Friday, August 29, 2008


Sometimes when TEN WEEKS go by between posts, a person leans on photographs to make up for lost time. But who have I been kidding, I've been leaning on photographs for a year or so.

So -- ahem, in keeping with my now-well-established photos trend, here's a link to a dozen I just put up on Casi Bastante, my unabashedly all-photos, all-the-time blog. (All 12 were taken on my little iPhone camera -- yeehaa!)

Tuesday, July 15, 2008

Were myfriendMargaretPost still here, her practical side would gently point out that I should probably start packing for tomorrow's flight back to the States. But since she left 4 days ago (and is most certainly missed) you get these 4 photos from my weekend in Fujian Province instead.

Fuzhou is the capital of Fujian Province, a city of 6 million people on the coast about 400 miles south of Shanghai.

My gracious guide and generous host there was Xiaoshan, an English teacher who visited my hometown of Blue Earth for a year back in 1990. (That's her on the left, next to her policeman son and future daughter-in-law in a lovely park near their apartment.)

Xiaoshan's beloved dog is called (if I understand the translation right) Sweet Grandpa. Or maybe Grandpa Sweetness. He's 14 years old.

There will be plenty more photos in the near future (once, you know, I pack and fly across 12 time zones and all that) from my whirlwind trip to this region, but for now I'll leave you with this shot from today's lunch. Anybody who can name more than 5 of the 13 foods on my plate gets Major Bonus Points.

Sunday, July 06, 2008

The good news is that the thoughtful folks at Yangshuo Mountain Retreat have a really affordable (if less than speedy) internet connection. The bad news is that the computer screen is drawing lots of late night insects. So this'll be quick: China is stunning. Ambivalence and ambiguity seem elemental here, but so does ambition.

Margaret and I didn't lack ambition either when we signed up for a decidedly out of the ordinary Great Wall of China experience: hiking for 4.5 hours through an unrestored part of the wall (starting in a forest on the 'enemy side') to an in-process-of-restoration section, and ending at the restored-and-touristy section. Here's a shot from the first part.

It was beastly hot, and humid beyond belief, but our guide said it was the first time in weeks that you could see this far. The view wasn't our only reward, however -- we ate at a full-fledged mom & pop restaurant in a traditional part of the city, where the Peking Duck was as authentic as it was delicious. As proof, here's all that was left of my once-heaping plate. (As you can see, the vinegar peanuts at 12 o'clock and the lotus root with hawthorn at 10 o'clock didn't fare as well.)

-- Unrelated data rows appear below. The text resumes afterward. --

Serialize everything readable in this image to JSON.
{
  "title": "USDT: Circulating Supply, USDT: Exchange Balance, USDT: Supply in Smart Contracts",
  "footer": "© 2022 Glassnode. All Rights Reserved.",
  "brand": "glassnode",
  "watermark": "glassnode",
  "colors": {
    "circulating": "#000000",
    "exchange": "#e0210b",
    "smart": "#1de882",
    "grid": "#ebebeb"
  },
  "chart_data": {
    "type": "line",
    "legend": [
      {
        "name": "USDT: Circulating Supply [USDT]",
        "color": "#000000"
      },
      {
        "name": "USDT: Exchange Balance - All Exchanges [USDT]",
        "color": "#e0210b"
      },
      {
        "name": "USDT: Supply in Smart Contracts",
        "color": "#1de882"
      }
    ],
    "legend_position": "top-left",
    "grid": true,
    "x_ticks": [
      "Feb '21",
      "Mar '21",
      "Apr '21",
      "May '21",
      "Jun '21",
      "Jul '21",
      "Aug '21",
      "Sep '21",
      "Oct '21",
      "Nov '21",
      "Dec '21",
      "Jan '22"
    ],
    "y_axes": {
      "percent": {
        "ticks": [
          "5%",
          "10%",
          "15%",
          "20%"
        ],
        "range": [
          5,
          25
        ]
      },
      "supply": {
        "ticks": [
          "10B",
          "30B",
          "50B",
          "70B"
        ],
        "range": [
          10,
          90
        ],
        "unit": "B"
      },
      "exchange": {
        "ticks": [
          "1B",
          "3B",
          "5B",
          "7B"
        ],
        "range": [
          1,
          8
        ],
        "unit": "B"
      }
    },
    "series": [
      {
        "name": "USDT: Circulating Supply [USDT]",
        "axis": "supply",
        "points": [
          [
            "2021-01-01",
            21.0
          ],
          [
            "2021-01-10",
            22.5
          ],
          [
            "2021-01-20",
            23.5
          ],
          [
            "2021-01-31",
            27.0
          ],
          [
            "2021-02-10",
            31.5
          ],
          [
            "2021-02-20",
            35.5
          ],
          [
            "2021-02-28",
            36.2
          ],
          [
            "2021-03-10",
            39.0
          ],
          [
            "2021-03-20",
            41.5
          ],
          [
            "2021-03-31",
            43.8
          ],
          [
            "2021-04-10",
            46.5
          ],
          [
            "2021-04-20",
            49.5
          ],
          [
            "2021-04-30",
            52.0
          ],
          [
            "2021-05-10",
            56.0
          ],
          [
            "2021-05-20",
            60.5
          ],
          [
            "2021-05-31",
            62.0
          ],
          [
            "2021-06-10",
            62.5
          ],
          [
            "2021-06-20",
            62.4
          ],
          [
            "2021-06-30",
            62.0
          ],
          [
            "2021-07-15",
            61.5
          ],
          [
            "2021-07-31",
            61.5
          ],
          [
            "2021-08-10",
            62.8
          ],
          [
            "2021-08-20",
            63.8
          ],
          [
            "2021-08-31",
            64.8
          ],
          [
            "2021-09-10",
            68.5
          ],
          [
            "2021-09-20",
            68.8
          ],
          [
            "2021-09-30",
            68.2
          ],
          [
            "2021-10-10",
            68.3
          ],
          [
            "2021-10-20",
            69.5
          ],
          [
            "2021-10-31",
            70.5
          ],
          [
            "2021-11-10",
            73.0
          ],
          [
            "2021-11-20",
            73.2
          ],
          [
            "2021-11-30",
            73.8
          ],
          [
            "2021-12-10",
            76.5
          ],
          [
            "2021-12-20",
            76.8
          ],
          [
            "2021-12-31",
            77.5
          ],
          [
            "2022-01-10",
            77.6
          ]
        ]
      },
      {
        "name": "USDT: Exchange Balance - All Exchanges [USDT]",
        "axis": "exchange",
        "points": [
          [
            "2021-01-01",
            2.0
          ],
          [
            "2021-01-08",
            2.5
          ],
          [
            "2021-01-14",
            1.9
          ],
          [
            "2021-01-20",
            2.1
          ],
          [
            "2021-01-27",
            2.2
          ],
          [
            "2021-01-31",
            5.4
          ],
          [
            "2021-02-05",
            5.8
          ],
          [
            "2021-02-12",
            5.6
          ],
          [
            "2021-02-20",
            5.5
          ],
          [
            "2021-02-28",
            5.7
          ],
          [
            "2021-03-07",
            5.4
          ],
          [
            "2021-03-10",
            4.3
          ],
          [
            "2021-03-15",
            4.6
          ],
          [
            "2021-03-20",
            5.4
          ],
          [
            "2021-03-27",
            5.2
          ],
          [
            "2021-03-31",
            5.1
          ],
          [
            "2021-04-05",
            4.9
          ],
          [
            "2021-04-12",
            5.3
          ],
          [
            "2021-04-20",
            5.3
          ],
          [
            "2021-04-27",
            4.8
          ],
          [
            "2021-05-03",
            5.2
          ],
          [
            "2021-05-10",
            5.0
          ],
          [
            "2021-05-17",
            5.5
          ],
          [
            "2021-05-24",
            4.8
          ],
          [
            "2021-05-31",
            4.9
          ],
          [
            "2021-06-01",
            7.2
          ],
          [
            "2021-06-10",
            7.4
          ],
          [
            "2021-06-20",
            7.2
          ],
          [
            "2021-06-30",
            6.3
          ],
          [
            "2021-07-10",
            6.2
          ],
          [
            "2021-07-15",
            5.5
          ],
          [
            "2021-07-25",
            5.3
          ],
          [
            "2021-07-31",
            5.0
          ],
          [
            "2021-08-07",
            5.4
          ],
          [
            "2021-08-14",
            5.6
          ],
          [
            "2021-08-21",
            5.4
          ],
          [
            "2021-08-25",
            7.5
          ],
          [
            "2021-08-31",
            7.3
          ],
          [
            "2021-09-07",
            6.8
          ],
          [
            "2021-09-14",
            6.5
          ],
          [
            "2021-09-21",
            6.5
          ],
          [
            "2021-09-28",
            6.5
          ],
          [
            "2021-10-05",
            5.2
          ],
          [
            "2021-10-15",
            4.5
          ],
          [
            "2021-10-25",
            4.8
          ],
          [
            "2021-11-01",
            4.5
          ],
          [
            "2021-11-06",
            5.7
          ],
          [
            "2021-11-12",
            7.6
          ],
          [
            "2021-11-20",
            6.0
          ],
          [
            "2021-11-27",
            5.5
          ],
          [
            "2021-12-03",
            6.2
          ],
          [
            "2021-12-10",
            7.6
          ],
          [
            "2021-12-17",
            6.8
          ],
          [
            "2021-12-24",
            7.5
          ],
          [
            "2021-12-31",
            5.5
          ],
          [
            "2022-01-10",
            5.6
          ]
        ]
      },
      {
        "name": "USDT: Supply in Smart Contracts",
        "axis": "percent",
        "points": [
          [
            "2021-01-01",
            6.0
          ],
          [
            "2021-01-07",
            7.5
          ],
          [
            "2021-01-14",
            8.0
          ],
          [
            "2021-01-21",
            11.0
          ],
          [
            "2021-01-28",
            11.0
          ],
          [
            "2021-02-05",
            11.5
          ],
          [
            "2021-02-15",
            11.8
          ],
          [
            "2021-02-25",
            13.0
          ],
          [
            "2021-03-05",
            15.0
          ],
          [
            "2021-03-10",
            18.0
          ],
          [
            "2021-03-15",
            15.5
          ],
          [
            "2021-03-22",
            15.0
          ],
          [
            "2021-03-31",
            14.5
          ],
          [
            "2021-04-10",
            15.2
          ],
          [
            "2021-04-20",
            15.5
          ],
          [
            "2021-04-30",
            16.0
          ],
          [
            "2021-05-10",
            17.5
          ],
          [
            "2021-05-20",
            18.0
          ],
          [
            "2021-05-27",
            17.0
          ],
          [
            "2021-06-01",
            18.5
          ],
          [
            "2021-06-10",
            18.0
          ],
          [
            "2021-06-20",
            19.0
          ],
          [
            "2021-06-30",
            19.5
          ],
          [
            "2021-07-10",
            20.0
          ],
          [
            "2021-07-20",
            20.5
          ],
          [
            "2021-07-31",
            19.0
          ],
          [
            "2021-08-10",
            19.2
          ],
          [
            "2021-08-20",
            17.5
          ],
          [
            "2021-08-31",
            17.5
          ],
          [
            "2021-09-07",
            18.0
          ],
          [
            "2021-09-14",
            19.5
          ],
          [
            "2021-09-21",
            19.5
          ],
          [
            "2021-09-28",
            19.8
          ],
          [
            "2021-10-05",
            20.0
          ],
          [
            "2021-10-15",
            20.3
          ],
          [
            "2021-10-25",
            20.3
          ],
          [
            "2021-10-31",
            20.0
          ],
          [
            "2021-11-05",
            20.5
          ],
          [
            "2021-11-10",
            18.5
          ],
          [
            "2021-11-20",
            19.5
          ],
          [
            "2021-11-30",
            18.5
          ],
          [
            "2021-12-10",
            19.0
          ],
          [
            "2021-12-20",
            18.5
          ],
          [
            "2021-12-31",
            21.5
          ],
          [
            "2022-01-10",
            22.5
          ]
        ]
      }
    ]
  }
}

And finally, here's a photo from a park on the way to the Forbidden City, which totally belies the mad crowds and unrelenting traffic on the other side of the thick, ancient walls. (For the record, 'mad,' 'unrelenting' and 'thick' also describe the sweltering heat Beijing subjected us to -- God help the Olympic athletes who show up in a few weeks. They've already stopped non-essential construction, the bulk of commercial trucking, and many industries in the region to help clear the air of the city's famous pollution.)